After hovering in a tight range of 4.0 to 4.2 percent for the 13th straight month since February 2006, the jobless rate finally slipped below 4.0 percent due mainly to an improvement in the labor market for younger people, a ministry official said.
“Behind the improvement in the jobless rate was a fall in the jobless rates for males and females aged 15 to 24,” the official said.
The unemployment rate for males in that age category fell 1.7 percentage points to 8.0 percent from a year earlier and that for females was 6.9 percent, down 1.3 points.
The April data suggest that graduates from universities and high schools are having an easier time finding jobs, he said.
Economists said the better than expected jobs market data will encourage the Bank of Japan to consider raising the interest rate in the near future.
“The outcome was a surprise and will definitely prompt the BOJ to seek the next interest hike at an early date as the central bank can argue that the tightening labor market means price rises ahead,” said Takehiro Sato, chief economist at Morgan Stanley Japan Ltd.
BOJ watchers are divided over when the central bank will hike the interest rate.
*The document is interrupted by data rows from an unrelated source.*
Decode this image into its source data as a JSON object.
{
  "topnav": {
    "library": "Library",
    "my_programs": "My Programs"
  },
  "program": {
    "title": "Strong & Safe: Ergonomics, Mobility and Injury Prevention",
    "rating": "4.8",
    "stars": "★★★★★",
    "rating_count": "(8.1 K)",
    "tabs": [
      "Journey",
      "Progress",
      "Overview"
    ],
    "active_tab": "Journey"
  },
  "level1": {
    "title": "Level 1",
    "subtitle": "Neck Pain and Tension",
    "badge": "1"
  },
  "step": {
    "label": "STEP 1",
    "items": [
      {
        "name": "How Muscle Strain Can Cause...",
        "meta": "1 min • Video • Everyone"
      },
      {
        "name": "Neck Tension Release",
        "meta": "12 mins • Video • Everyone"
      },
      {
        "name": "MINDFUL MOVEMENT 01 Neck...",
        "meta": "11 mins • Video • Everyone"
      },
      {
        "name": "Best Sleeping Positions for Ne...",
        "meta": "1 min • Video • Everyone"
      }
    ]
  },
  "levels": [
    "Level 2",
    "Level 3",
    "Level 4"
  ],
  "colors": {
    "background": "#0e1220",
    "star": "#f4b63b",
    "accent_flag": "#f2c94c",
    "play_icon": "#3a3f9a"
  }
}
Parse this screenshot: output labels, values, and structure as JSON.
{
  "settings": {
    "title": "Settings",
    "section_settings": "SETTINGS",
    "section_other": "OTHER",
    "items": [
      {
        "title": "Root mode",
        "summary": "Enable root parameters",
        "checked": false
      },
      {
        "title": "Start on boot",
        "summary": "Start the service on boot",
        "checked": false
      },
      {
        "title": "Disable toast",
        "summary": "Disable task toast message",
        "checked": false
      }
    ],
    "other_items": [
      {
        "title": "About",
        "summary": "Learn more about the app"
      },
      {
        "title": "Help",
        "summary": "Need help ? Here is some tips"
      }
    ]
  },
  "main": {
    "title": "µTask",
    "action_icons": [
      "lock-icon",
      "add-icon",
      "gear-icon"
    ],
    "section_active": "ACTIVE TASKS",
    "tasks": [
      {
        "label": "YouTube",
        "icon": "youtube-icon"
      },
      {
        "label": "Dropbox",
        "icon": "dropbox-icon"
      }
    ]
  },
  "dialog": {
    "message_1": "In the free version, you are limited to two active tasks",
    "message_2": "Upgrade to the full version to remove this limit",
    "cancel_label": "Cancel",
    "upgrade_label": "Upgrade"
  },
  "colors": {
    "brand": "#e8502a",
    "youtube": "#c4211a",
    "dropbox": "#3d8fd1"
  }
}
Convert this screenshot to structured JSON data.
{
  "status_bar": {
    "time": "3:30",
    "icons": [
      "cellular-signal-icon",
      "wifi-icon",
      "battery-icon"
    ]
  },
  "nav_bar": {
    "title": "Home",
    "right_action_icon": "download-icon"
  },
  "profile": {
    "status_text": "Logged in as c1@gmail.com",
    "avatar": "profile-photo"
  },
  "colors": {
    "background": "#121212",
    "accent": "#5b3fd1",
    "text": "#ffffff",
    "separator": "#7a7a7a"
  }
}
Some expect it will happen in the July-September period and others believe it will happen later in the year or even next year.
The central bank raised the key short-term interest rate to 0.50 percent from 0.25 percent in February. BOJ Gov. Toshihiko Fukui and most of his fellow board members have shown a willingness to gradually raise interest rates despite recent drops in consumer prices.
Morgan Stanley’s Sato said that because the 0.2-point month-on-month drop in the unemployment rate was a bit sharp, it is possible the jobless rate will fluctuate over the short term.
“But the jobless rate is likely to gradually move toward the mid-3.0 percent level,” he said.
Takuji Aida, chief economist at Barclays Capital Japan Ltd., said it appeared companies have accelerated their efforts to boost employment since the new business year began for most companies on April 1.
“With a strong sense of a labor shortage, companies are also trying to secure workers by increasing the percentage of regular employees,” Aida said, adding wages are expected to rise on the back of the improving labor market.
The number of regular employees expanded 800,000 in April from the previous year to 47.54 million, up for the 26th month.
The number of jobless people declined 160,000 from a year before to 2.68 million for the 17th consecutive monthly fall.
The jobless rate for men dipped to 4.0 percent, down 0.1 point from March, while the rate for women lost 0.3 point to 3.6 percent.
In a separate report, the Health, Labor and Welfare Ministry said the ratio of job offers to job seekers came to 1.05 in April on a seasonally adjusted basis, up from 1.03 in March. The figure means there were 105 jobs available for every 100 job seekers.
The number of job offers shrank 0.6 percent in April from the previous month, while that of job seekers dropped 2.5 percent, the labor ministry said.
The number of new job offers dipped 3.3 percent from a year earlier.
According to the Internal Affairs and Communications Ministry, the number of job holders grew 760,000 in April from a year earlier to 64.44 million, up for the seventh month in a row.
The number of male job holders came to 37.65 million, up 340,000 from the previous year and the number of female workers climbed 420,000 to 26.79 million.
The number of people who quit their jobs dropped to 970,000, down 60,000 from a year earlier.
The number of people dismissed from their jobs declined 110,000 from the previous year to 580,000.
By industry, the number of job holders expanded in the manufacturing, transport, and medical and welfare sectors but dropped in the construction and services sectors.